Benennungsfehler bei Patienten mit einer primären Störung der phonologischen Kodierung von verbalen Konzepten in Sprachlaute (wie bei PNFA) haben in der Regel die Form von wörtlichen (phonemischen) Paraphasien (z.B. „hotapitamus“ für Nilpferd), die sich dem Zielobjekt annähern und in der Regel auch in anderen Kontexten (z.B. bei Sprachwiederholungen) auftreten (Mendez et al., 2003). Primäre Defizite sowohl beim Wortabruf als auch bei der phonologischen Kodierung (im Gegensatz zu primären verbalen Speicherdefekten) können von einem Cueing mit dem Anfangsbuchstaben des Zielworts profitieren. Tatsächlich klagen Patienten oft darüber, dass ihnen die Wörter, die sie im Gespräch nicht verstehen, „auf der Zunge liegen“ (Delazer et al., 2003; Hillis, 2007). Personenbezogene Namen können besondere Schwierigkeiten bereiten: Dies ist wahrscheinlich auf die kombinierte Anforderung zurückzuführen, auf gespeicherte Informationen über die Identität der Person zuzugreifen, diese Informationen aus dem Speicher abzurufen und sie phonologisch zu kodieren (da Eigennamen im Allgemeinen „Nicht-Wörter“ und nicht Teil des universellen Lexikons sind) (Delazer et al., 2003), obwohl das seltene Auftreten von selektiv verschonten Eigennamen die Möglichkeit separater Gehirnspeicher aufwirft (De Bleser, 2006). Neologismen bei konfrontativen Benennungsaufgaben sind bei degenerativen Erkrankungen vergleichsweise selten, jedoch sollte das Vorhandensein von Jargon beachtet werden, da er von lokalisierendem Wert sein kann (Abb. 3).

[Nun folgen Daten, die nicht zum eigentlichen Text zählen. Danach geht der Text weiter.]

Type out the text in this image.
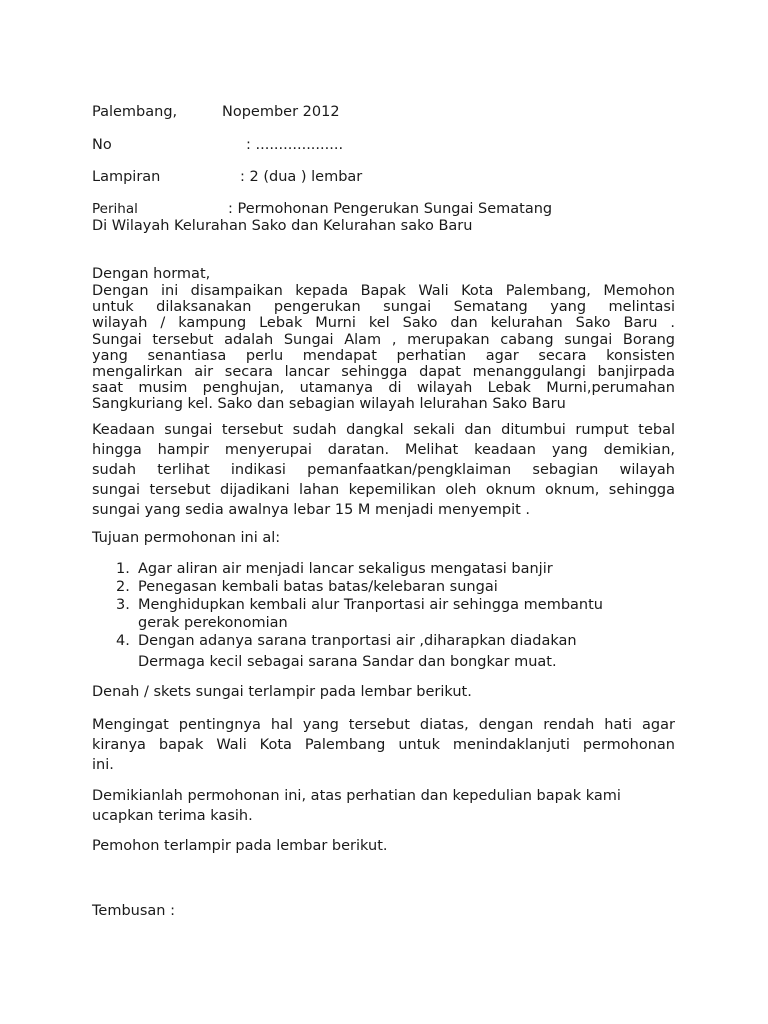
Palembang,	Nopember 2012
No	: ...................
Lampiran	: 2 (dua ) lembar
Perihal	: Permohonan Pengerukan Sungai Sematang
Di Wilayah Kelurahan Sako dan Kelurahan sako Baru
Dengan hormat,
Dengan ini disampaikan kepada Bapak Wali Kota Palembang, Memohon
untuk dilaksanakan pengerukan sungai Sematang yang melintasi
wilayah / kampung Lebak Murni kel Sako dan kelurahan Sako Baru .
Sungai tersebut adalah Sungai Alam , merupakan cabang sungai Borang
yang senantiasa perlu mendapat perhatian agar secara konsisten
mengalirkan air secara lancar sehingga dapat menanggulangi banjirpada
saat musim penghujan, utamanya di wilayah Lebak Murni,perumahan
Sangkuriang kel. Sako dan sebagian wilayah lelurahan Sako Baru
Keadaan sungai tersebut sudah dangkal sekali dan ditumbui rumput tebal
hingga hampir menyerupai daratan. Melihat keadaan yang demikian,
sudah terlihat indikasi pemanfaatkan/pengklaiman sebagian wilayah
sungai tersebut dijadikani lahan kepemilikan oleh oknum oknum, sehingga
sungai yang sedia awalnya lebar 15 M menjadi menyempit .
Tujuan permohonan ini al:
1. Agar aliran air menjadi lancar sekaligus mengatasi banjir
2. Penegasan kembali batas batas/kelebaran sungai
3. Menghidupkan kembali alur Tranportasi air sehingga membantu
gerak perekonomian
4. Dengan adanya sarana tranportasi air ,diharapkan diadakan
Dermaga kecil sebagai sarana Sandar dan bongkar muat.
Denah / skets sungai terlampir pada lembar berikut.
Mengingat pentingnya hal yang tersebut diatas, dengan rendah hati agar
kiranya bapak Wali Kota Palembang untuk menindaklanjuti permohonan
ini.
Demikianlah permohonan ini, atas perhatian dan kepedulian bapak kami
ucapkan terima kasih.
Pemohon terlampir pada lembar berikut.
Tembusan :
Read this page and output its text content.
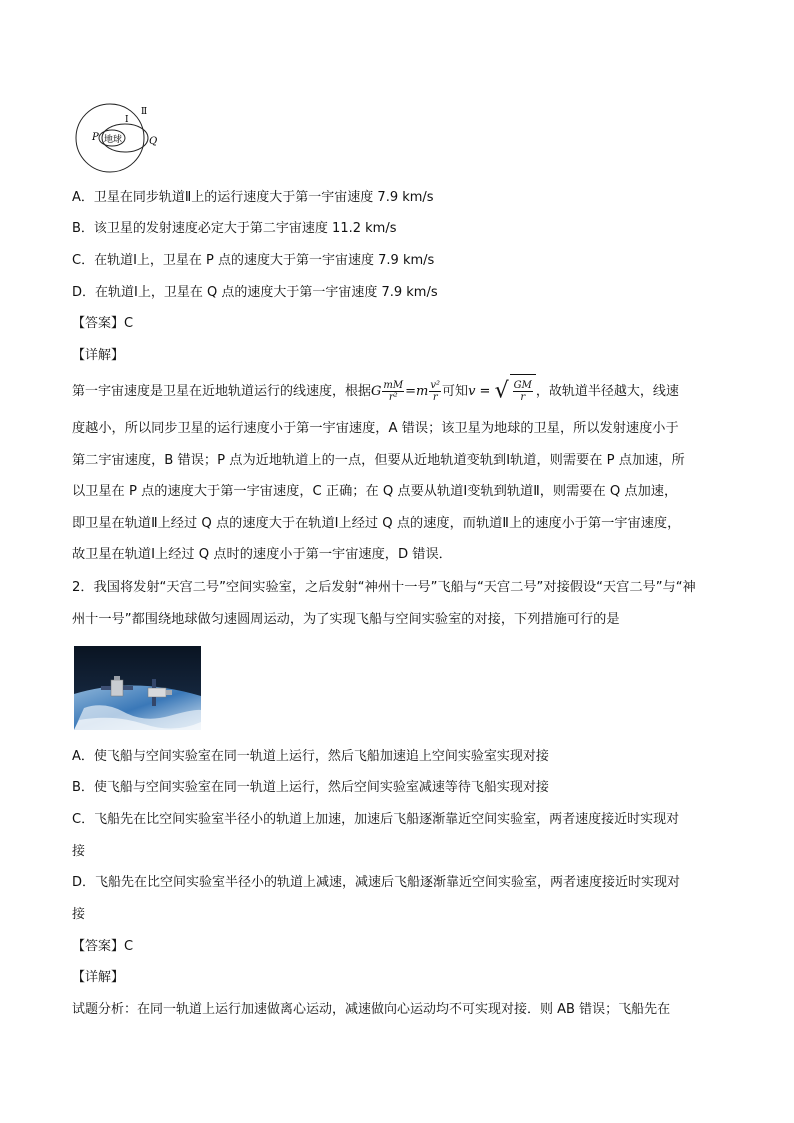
地球
P	Q
Ⅰ
Ⅱ
A．卫星在同步轨道Ⅱ上的运行速度大于第一宇宙速度 7.9 km/s
B．该卫星的发射速度必定大于第二宇宙速度 11.2 km/s
C．在轨道Ⅰ上，卫星在 P 点的速度大于第一宇宙速度 7.9 km/s
D．在轨道Ⅰ上，卫星在 Q 点的速度大于第一宇宙速度 7.9 km/s
【答案】C
【详解】
第一宇宙速度是卫星在近地轨道运行的线速度，根据G $\frac{mM}{\text{r²}} =m \frac{\text{v²}}{r}$ 可知v = √ $\frac{GM}{r}$ ，故轨道半径越大，线速
度越小，所以同步卫星的运行速度小于第一宇宙速度，A 错误；该卫星为地球的卫星，所以发射速度小于
第二宇宙速度，B 错误；P 点为近地轨道上的一点，但要从近地轨道变轨到Ⅰ轨道，则需要在 P 点加速，所
以卫星在 P 点的速度大于第一宇宙速度，C 正确；在 Q 点要从轨道Ⅰ变轨到轨道Ⅱ，则需要在 Q 点加速，
即卫星在轨道Ⅱ上经过 Q 点的速度大于在轨道Ⅰ上经过 Q 点的速度，而轨道Ⅱ上的速度小于第一宇宙速度，
故卫星在轨道Ⅰ上经过 Q 点时的速度小于第一宇宙速度，D 错误．
2．我国将发射“天宫二号”空间实验室，之后发射“神州十一号”飞船与“天宫二号”对接假设“天宫二号”与“神
州十一号”都围绕地球做匀速圆周运动，为了实现飞船与空间实验室的对接，下列措施可行的是
A．使飞船与空间实验室在同一轨道上运行，然后飞船加速追上空间实验室实现对接
B．使飞船与空间实验室在同一轨道上运行，然后空间实验室减速等待飞船实现对接
C．飞船先在比空间实验室半径小的轨道上加速，加速后飞船逐渐靠近空间实验室，两者速度接近时实现对
接
D．飞船先在比空间实验室半径小的轨道上减速，减速后飞船逐渐靠近空间实验室，两者速度接近时实现对
接
【答案】C
【详解】
试题分析：在同一轨道上运行加速做离心运动，减速做向心运动均不可实现对接．则 AB 错误；飞船先在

Sprachverständnisschwierigkeiten treten sowohl bei akuten Erkrankungen (z. B. Schlaganfall in der linken Hemisphäre) als auch bei degenerativen Erkrankungen häufig gemeinsam mit Wortfindungs- und Sprachausgabeproblemen auf. Das Sprachverständnis kann auf der Ebene einzelner Wörter beurteilt werden, was sowohl von intakten Wahrnehmungsmechanismen als auch vom verbalen Wissensspeicher (Vokabular) abhängt, und auf der Ebene von Sätzen, was von der Fähigkeit abhängt, verbale Informationen auf einer Linie zu halten und grammatikalische Beziehungen zwischen Wörtern zu verarbeiten.

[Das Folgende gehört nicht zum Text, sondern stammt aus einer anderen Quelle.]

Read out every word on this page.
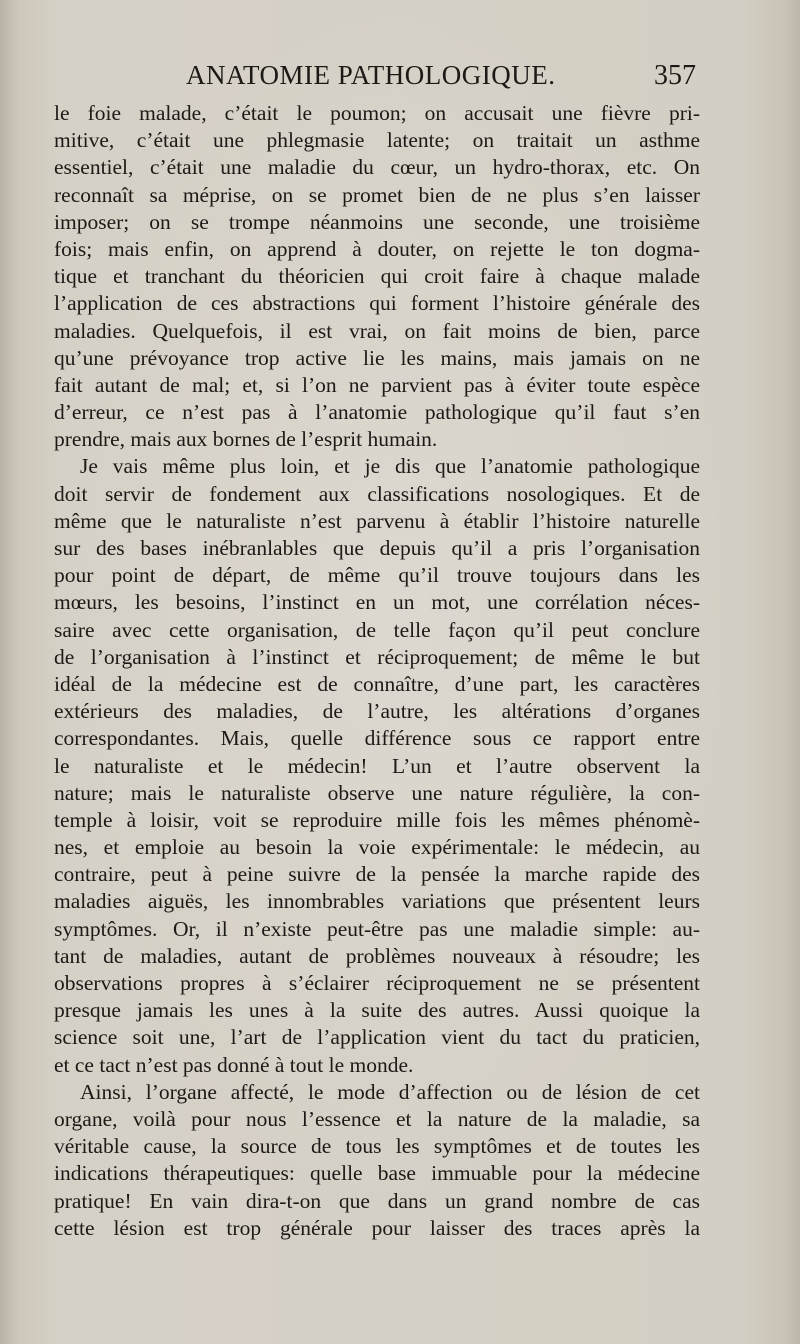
ANATOMIE PATHOLOGIQUE.	357
le foie malade, c’était le poumon; on accusait une fièvre pri-
mitive, c’était une phlegmasie latente; on traitait un asthme
essentiel, c’était une maladie du cœur, un hydro-thorax, etc. On
reconnaît sa méprise, on se promet bien de ne plus s’en laisser
imposer; on se trompe néanmoins une seconde, une troisième
fois; mais enfin, on apprend à douter, on rejette le ton dogma-
tique et tranchant du théoricien qui croit faire à chaque malade
l’application de ces abstractions qui forment l’histoire générale des
maladies. Quelquefois, il est vrai, on fait moins de bien, parce
qu’une prévoyance trop active lie les mains, mais jamais on ne
fait autant de mal; et, si l’on ne parvient pas à éviter toute espèce
d’erreur, ce n’est pas à l’anatomie pathologique qu’il faut s’en
prendre, mais aux bornes de l’esprit humain.
Je vais même plus loin, et je dis que l’anatomie pathologique
doit servir de fondement aux classifications nosologiques. Et de
même que le naturaliste n’est parvenu à établir l’histoire naturelle
sur des bases inébranlables que depuis qu’il a pris l’organisation
pour point de départ, de même qu’il trouve toujours dans les
mœurs, les besoins, l’instinct en un mot, une corrélation néces-
saire avec cette organisation, de telle façon qu’il peut conclure
de l’organisation à l’instinct et réciproquement; de même le but
idéal de la médecine est de connaître, d’une part, les caractères
extérieurs des maladies, de l’autre, les altérations d’organes
correspondantes. Mais, quelle différence sous ce rapport entre
le naturaliste et le médecin! L’un et l’autre observent la
nature; mais le naturaliste observe une nature régulière, la con-
temple à loisir, voit se reproduire mille fois les mêmes phénomè-
nes, et emploie au besoin la voie expérimentale: le médecin, au
contraire, peut à peine suivre de la pensée la marche rapide des
maladies aiguës, les innombrables variations que présentent leurs
symptômes. Or, il n’existe peut-être pas une maladie simple: au-
tant de maladies, autant de problèmes nouveaux à résoudre; les
observations propres à s’éclairer réciproquement ne se présentent
presque jamais les unes à la suite des autres. Aussi quoique la
science soit une, l’art de l’application vient du tact du praticien,
et ce tact n’est pas donné à tout le monde.
Ainsi, l’organe affecté, le mode d’affection ou de lésion de cet
organe, voilà pour nous l’essence et la nature de la maladie, sa
véritable cause, la source de tous les symptômes et de toutes les
indications thérapeutiques: quelle base immuable pour la médecine
pratique! En vain dira-t-on que dans un grand nombre de cas
cette lésion est trop générale pour laisser des traces après la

Einzelwortverstehen. Eine gestörte Einzelwortwahrnehmung, die sich als fortschreitende Worttaubheit manifestiert, wurde bei degenerativen Erkrankungen selten beschrieben (Serieux, 1893; Mesulam, 1982; Ikeda et al., 1996; Otsuki et al., 1998): Diese Patienten haben Schwierigkeiten, gesprochene Wörter zu verstehen und zu wiederholen, verstehen aber schriftliches Material normal, und die Sprachausgabe ist oft laut und dysprosodisch und kann phonemische Substitutionen enthalten. Das Wahrnehmungsdefizit liegt wahrscheinlich im Bereich der zeitlichen Hörschärfe und der Unterscheidung von Sprachlauten (Otsuki et al., 1998) und führt häufig zu einer Beeinträchtigung der Wahrnehmung von Umgebungsgeräuschen und/oder Musik (Serieux, 1893; Otsuki et al., 1998): eine apperzeptive auditorische Agnosie. Das auditive Defizit kann am Krankenbett durch die Prüfung der Diskriminierung von Phonempaaren (z.B. ‚pat – tap, ‚gat – cat‘) nachgewiesen werden.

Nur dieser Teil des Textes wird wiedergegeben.